Vannuchi, que participou ontem, no Rio, do seminário "Arquivos da Ditadura e Democracia: a Questão do Acesso", promovido pelo Arquivo Nacional, fez questão de destacar que apenas alguns itens, entre os mais de 500 do programa, foram alterados. No entanto, para ele, nenhum documento elaborado no governo Lula "foi tão revirado do avesso".
Diante dos ataques de entidades ligadas às empresas de comunicação, o governo também reviu parte do programa que faz referência à mídia. O ministro disse considerar injustas as críticas e explicou que a nova proposta tem o objetivo de impedir qualquer interpretação que seja relacionada com censura:
- Nós eliminamos o item que fala do ranking (dos veículos de comunicação menos comprometidos com os direitos humanos) e cortamos a metade de uma outra formulação que é positiva, no sentido de que as leis brasileiras têm que seguir exigindo que as concessões respeitem os direitos humanos. Era importante a nossa sinalização de que não há nenhum viés de censura à imprensa. Alteramos para deixar mais claro e amplo isso.

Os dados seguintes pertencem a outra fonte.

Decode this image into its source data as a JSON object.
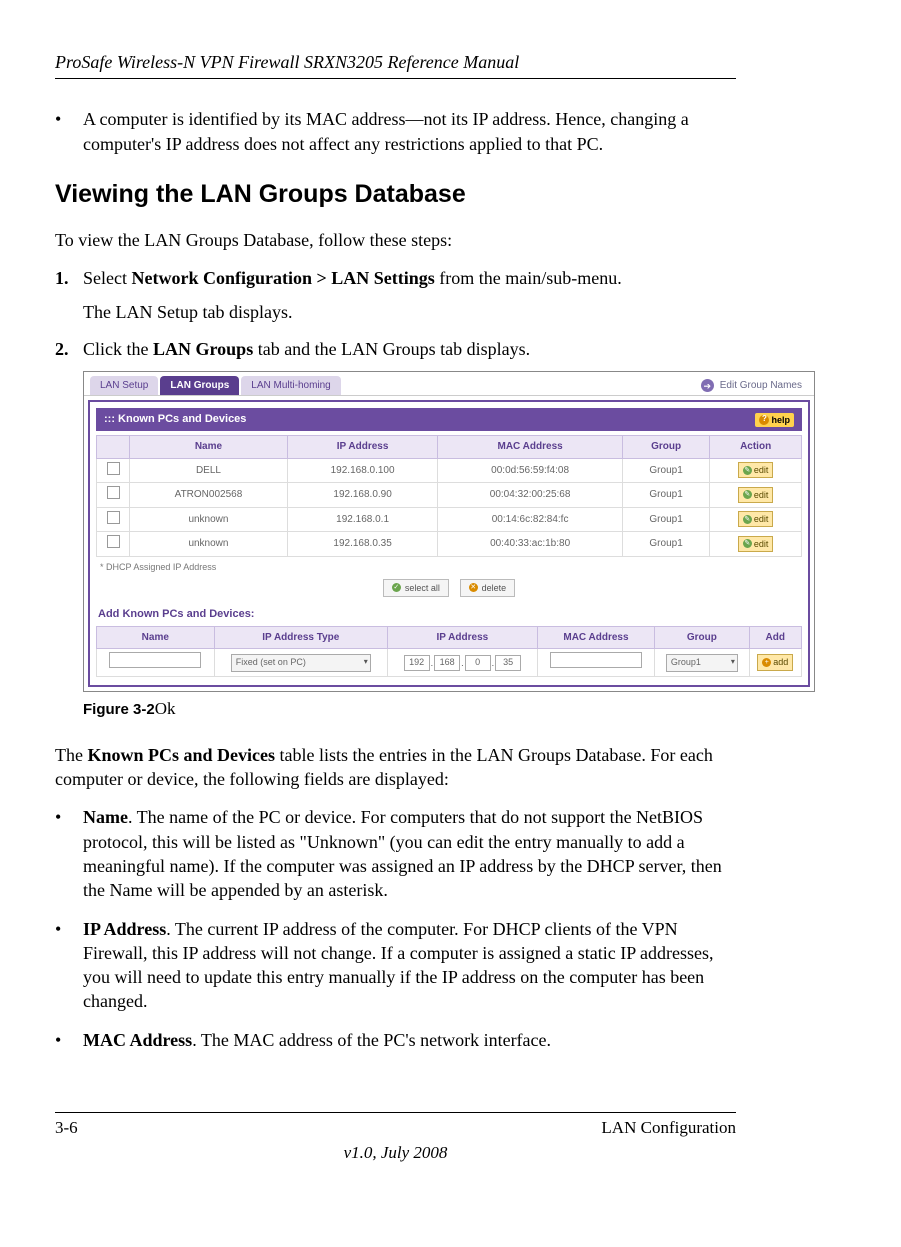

O ministro também afirmou que as modificações no trecho sobre a mediação de conflitos agrários - que chegou a ser interpretado como uma flexibilização do direito à propriedade - não foram motivadas por pressões dos ruralistas. Os termos, de acordo com ele, foram negociados com o ministro Desenvolvimento Agrário, Guilherme Cassel.
Vannuchi falou ainda sobre o projeto de lei que cria a Comissão da Verdade: para ele, com a decisão do Supremo Tribunal Federal (STF) de manter a Lei da Anistia, a proposta deve sofrer menos resistência no Congresso. Ele aguarda a aprovação do texto, no entanto, somente no ano que vem.